Sometimes people act as if belonging to a political party means nothing more than just rooting for the home team or stirring up divisiveness by screaming at the other guy, or they act as if the word 'American' is a label some people get to wear but not others, though they know better. But there are real issues to discuss in our country and it takes at least two political parties to work out the issues in the country. But one party has decided to cut off discussion. One party seems to have forgotten what democracy means though it's a word easily thrown around to justify war.

One party has decided it has all the answers. The rest of us look at Iraq and we don't see those answers. We look at the ruins of Hurricane Katrina and we don't see those answers though we see their photo ops. We look at good paying jobs disappearing overseas and we don't see those answers. We look at the president's energy policy and we don't see those answers. Where are these answers that the president's party says they have? They are not to be found. So many of us are concerned and feel strongly that we need change.

Here's a post by S.W. Anderson of Oh!pinion who comments on the last three elections; I've included an excerpt from his discussion of 2006:
Now in 2006, it’s the same old story. The Iraq war is a bloody, costly debacle that has gone from bad to worse under the direction of the most thoroughly incompetent bunglers to ever control the federal government. Our soldiers are paying the price for their leaders’ wanton stupidity every day, with their blood and their lives. Bad leadership doesn’t get any worse than that.

Everywhere you look in America, there’s ample reason for most Americans to be angrily, actively dissatisfied and more than ready for a complete change of leadership in Washington. They’ve been conned, bilked, cheated and lied to without letup for years, and the results are so outlandishly bad and so painfully obvious that the jig is finally up.

And yet . . . and yet — again! — with no pride, no shame, no guile, even, the neocon Republican scourge is playing the same stupid game. They want us to be very concerned not about our 3,000 needlessly sacrificed troops in their Iraq quagmire, which is now a wide-open, bloody civil war, but instead about whether a Democrat running for the Senate wrote some steamy sex scenes in a novel 20 years ago.


And now here's a post by Mike Bock of Alone on a Limb who imagines a sensible speech by Nancy Pelosi if the Democrats win the House; here's the last paragraph:

The task of government is to lead with wisdom. The huge errors in Iraq and in our economy were the result of politics, the result of a failed democracy -- not the result of objective thinking guided by a profound understanding of the common good. Now that the Democrats have a forum of leadership, we need to demonstrate our commitment to the common good via clear thinking and shared problem solving; we need to structure a thoughtful process that shows no fear of objectivity and truth, and that seeks the best insights and ideas. I am urging the House of Representatives to meet the challenge that I am outlining and to act on this request immediately.

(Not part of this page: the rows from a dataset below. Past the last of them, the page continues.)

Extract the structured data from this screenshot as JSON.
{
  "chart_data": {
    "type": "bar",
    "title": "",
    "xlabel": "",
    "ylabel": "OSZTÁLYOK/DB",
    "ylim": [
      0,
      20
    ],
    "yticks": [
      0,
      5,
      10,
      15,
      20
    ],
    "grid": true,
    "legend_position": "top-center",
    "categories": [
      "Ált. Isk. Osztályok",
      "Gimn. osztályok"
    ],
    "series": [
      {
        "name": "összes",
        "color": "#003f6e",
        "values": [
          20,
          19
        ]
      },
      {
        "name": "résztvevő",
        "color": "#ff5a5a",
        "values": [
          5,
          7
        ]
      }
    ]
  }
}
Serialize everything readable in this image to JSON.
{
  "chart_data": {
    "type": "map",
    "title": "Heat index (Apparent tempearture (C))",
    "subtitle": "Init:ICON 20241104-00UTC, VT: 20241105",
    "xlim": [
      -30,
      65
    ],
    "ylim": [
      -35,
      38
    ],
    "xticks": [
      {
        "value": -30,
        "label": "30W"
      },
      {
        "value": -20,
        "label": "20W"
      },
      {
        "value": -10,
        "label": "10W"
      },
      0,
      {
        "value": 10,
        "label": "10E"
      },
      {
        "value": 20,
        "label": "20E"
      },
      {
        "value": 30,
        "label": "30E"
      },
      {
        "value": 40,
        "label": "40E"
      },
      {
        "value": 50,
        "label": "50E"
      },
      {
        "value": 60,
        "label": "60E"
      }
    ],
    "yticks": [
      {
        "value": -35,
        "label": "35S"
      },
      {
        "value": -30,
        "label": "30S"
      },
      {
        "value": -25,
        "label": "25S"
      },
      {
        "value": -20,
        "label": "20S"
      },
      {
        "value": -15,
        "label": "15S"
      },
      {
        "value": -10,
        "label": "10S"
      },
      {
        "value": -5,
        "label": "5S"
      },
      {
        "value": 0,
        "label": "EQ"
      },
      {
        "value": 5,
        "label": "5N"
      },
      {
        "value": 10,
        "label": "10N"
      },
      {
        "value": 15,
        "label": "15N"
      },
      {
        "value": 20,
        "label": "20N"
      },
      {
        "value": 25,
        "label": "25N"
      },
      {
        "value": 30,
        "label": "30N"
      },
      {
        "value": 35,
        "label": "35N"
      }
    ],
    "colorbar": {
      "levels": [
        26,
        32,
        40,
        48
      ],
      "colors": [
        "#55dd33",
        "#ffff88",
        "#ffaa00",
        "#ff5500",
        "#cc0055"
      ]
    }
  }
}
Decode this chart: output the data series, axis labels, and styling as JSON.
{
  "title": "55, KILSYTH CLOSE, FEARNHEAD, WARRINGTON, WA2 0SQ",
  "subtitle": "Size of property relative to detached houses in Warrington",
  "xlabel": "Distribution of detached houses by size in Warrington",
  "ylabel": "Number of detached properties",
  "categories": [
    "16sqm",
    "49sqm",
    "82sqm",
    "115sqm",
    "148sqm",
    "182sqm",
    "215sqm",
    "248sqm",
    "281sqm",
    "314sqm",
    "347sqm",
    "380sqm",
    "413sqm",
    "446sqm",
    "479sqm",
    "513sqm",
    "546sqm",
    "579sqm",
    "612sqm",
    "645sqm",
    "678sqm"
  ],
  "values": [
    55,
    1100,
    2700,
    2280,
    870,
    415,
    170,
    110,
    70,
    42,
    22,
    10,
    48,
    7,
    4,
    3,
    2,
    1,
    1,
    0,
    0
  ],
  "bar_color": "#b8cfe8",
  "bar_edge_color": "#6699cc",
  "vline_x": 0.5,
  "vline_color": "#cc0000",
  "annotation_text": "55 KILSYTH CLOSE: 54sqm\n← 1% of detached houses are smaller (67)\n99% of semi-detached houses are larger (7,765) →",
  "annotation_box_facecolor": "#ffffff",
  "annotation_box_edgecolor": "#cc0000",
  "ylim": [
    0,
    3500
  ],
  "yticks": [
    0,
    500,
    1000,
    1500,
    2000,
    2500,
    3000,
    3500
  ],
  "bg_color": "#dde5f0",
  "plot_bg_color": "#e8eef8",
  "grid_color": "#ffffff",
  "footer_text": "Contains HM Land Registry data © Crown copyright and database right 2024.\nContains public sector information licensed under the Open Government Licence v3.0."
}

...a thoughtful process that shows no fear of objectivity and truth. Throughout history, there have been great religious thinkers that will tell you that if you face life with strength and courage and without fear, if you look honestly at the world and yourself, you can find your way. The thought of those religious thinkers laid down the foundations of our democracy and the real strength of our nation.

Even if the Democrats win a house, the road ahead is going to be a bumpy one until the current generation of right wing Republicans are thoroughly rejected and the Republican Party rebuilds itself on principles Americans can recognize as part of the real dialogue that has to take place in American discourse. But we should all remember what's worth fighting for in the final days of this election, win or lose.